Phishing is generally targeted with businesses and non-profits five times more likely to be targeted than individual users. The adversaries are financially motivated and so are looking for high-value targets. They are split as to what the phishing emails impersonate:

  • 42% email providers
  • 25% cloud services
  • 13% financial institutions
  • 5% e-commerce
  • 3.9% deliver companies
  • and a tiny tail of other types of companies

The Gmail system classifies emails into three buckets: not phishing, phishing, and maybe. In the maybe cases, Gmail shows a warning that the email is suspicious.

Why Is Phishing So Effective?

 Next, Daniela Oliveira of the University of Florida took over and talked about how phishing works by tricking the way our brains work. We have two systems for processing information, known as system 1 and system 2. These were named by Daniel Kahneman, who won a Nobel Prize. His very readable book, Thinking Fast and Slow, goes over the idea.

System 1 is fast, automatic, intuitive, and emotional. System 2 is slow, deliberative, logical, and uses more energy in the brain. Phishers construct their messages to try and get you to use system 1, where you think the message looks normal and you don't analyze everything about it in detail. Then they add more deceptive cues to the message to make them even more appealing, such as persuading you to action, framing things as a potential loss ("you have a refund"), or emotional salience ("wildfire relief fund").

How to Defend Against Phishing

Elie came back to discuss what we can do about phishing. There is no silver bullet to rendering phishing ineffective. User awareness is critical and people are less likely to click on things if they are aware of the concept of phishing. Of course, systems like Gmail try and suppress phishing mails but with the short-lived and fast mutating campaigns, it will never be 100% effective at catching emails that have never been seen before.
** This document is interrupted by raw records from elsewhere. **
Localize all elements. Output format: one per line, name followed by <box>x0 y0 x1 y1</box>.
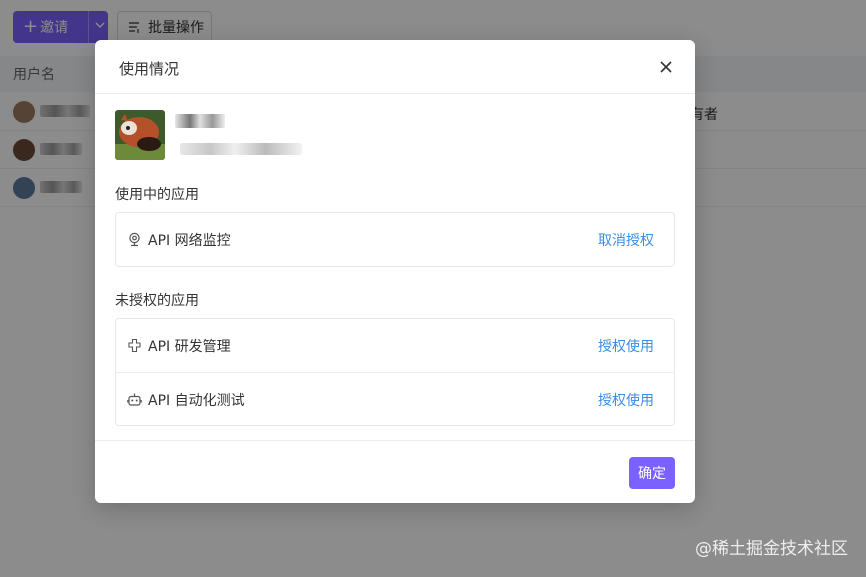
app-name: API 网络监控 <box>148 233 231 249</box>
dialog-footer: 确定 <box>95 440 695 503</box>
list-item: API 网络监控 取消授权 <box>116 213 674 266</box>
puzzle-icon <box>127 338 142 353</box>
unauthorized-apps-card: API 研发管理 授权使用 API 自动化测试 授权使用 <box>115 318 675 426</box>
redacted-user-email <box>180 143 302 155</box>
list-item: API 研发管理 授权使用 <box>116 319 674 372</box>
app-name: API 研发管理 <box>148 339 231 355</box>
authorize-link[interactable]: 授权使用 <box>598 336 654 356</box>
revoke-authorization-link[interactable]: 取消授权 <box>598 230 654 250</box>
app-name: API 自动化测试 <box>148 393 245 409</box>
user-info <box>115 110 515 160</box>
usage-dialog: 使用情况 使用中的应用 API 网络监控 取消授权 未授权的应用 API 研发管… <box>95 40 695 503</box>
robot-icon <box>127 392 142 407</box>
redacted-user-name <box>175 114 225 128</box>
dialog-header: 使用情况 <box>95 40 695 94</box>
user-avatar <box>115 110 165 160</box>
watermark: @稀土掘金技术社区 <box>695 539 848 559</box>
webcam-icon <box>127 232 142 247</box>
dialog-title: 使用情况 <box>119 60 180 78</box>
authorize-link[interactable]: 授权使用 <box>598 390 654 410</box>
list-item: API 自动化测试 授权使用 <box>116 372 674 425</box>
in-use-apps-title: 使用中的应用 <box>115 187 199 203</box>
confirm-button[interactable]: 确定 <box>629 457 675 489</box>
unauthorized-apps-title: 未授权的应用 <box>115 293 199 309</box>
in-use-apps-card: API 网络监控 取消授权 <box>115 212 675 267</box>
close-icon[interactable] <box>655 56 677 78</box>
Two-factor authentication (2FA) is another big one, since it means that simply having your username and password captured is not enough for the adversary. Elie said that all 2FA schemes are not equal, in the order of a secondary email, text message, device prompt, security key.

Gmail can't really do this, but another thing is to vary the aggressiveness of the algorithm depending on the person. A junior employee with no ability to authorize anything is not a big risk. Someone with financial wire-transfer authority up to some limit is bigger. Someone with international wire transfer authority, or a no-limit, is bigger still.